As explained above, according to the present invention, in the flywheel magneto in which the generator attached to the mounting part of the systator generates an electromotive force by the rotation of the flywheel around which the permanent magnet is arranged, the end face of the permanent magnet is An engaging portion is formed in a portion of the generator core other than the end face where the generator core faces and forms a magnetic gap, and a tapered rib that engages with the engaging portion when the generator core is press-fitted is formed in the mounting portion of the stator. The rib is configured so that the generator core is attached to the mounting portion by caulking the tip of the rib when the generator core is press-fitted, so there is no possibility of loosening due to vibration as in the prior art. Unlike the screw-fastening method that occurs, the generator core can be press-fitted into a rib provided upright at the stator mounting part, and the generator core can be attached by caulking the tip of the rib. Therefore, even if vibration occurs, the screw-fastened part remains Since there is no looseness after installation, there is no possibility of loosening.

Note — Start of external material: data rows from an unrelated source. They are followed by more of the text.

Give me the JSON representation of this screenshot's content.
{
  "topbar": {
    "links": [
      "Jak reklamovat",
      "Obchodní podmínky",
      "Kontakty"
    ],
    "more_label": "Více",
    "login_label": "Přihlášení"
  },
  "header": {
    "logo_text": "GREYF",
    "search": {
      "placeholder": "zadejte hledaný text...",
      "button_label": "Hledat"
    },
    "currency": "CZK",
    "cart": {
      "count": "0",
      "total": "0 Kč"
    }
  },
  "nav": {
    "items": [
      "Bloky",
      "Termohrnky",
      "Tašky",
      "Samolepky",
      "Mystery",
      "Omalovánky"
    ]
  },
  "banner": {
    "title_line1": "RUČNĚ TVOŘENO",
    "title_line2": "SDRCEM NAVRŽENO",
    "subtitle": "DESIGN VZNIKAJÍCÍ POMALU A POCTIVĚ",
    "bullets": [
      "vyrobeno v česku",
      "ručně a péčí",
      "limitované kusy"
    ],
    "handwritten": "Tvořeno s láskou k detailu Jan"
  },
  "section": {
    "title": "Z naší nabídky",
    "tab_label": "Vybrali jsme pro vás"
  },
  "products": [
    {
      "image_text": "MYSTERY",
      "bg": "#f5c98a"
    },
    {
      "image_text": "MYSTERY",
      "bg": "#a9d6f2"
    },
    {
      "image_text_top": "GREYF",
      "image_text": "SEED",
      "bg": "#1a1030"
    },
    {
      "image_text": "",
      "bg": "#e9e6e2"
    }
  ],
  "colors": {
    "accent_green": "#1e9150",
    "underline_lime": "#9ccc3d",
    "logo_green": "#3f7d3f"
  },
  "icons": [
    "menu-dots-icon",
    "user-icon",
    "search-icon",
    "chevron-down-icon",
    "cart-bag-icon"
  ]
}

In addition, since the generator core is attached by being press-fitted into the rib, there is no risk of it shifting from the normal mounting position), so a predetermined magnetic gap is maintained, and the generator generates a predetermined electromotive force stably. Effects such as being able to

[Brief explanation of the drawing]

The drawings show one embodiment of the present invention; FIG. 1 is a plan view thereof, FIG. 2 is a right side view thereof, FIG. 8 is a bottom view thereof, and FIG. 4 is a cross-section of FIG. 1. These are cross-sectional views taken along line W--■, and FIG. 4 (1) of the inner cylinder shows the front side of the press-fitting of the generator, and FIG. 4(2) shows the rear of the press-fitting of the generator. (1)... Stator, (2) (3) (4)...
Generator, α◆...Mounting part, (151) to (154)
°°°Rib, (211) to (214)...notch groove Patent applicant Yamaha Motor Co., Ltd. Representative Patent Attorney Oka 1) Hide Kazu Figure 1 Figure 2 Figure 3

Claims (2)

[Claims] (1) In a flywheel magnet, a generator attached to a stator mounting part generates an electromotive force by rotating a flywheel around which a permanent magnet is arranged. An engaging portion is formed in a portion of the electronic core other than the end face, and a tapered rib is provided on the mounting portion of the stator to engage with the engaging portion when the power generation core is press-fitted, and the rib is connected to the mounting portion. 1. A flywheel magnedo, characterized in that the generator core is press-fitted into the flywheel magneto and the tip of the generator core is caulked to attach the generator core to the mounting portion. (2) In the flywheel magnet G according to claim 1, the engaging portions of the generator core are formed at at least two locations on the edge of the generator core, and the ribs are formed in at least two places on the edge of the generator core. A flywheel magneto is provided upright in the same number as the engaging portions so as to engage with each of the engaging portions, and a generator core is press-fitted between the ribs.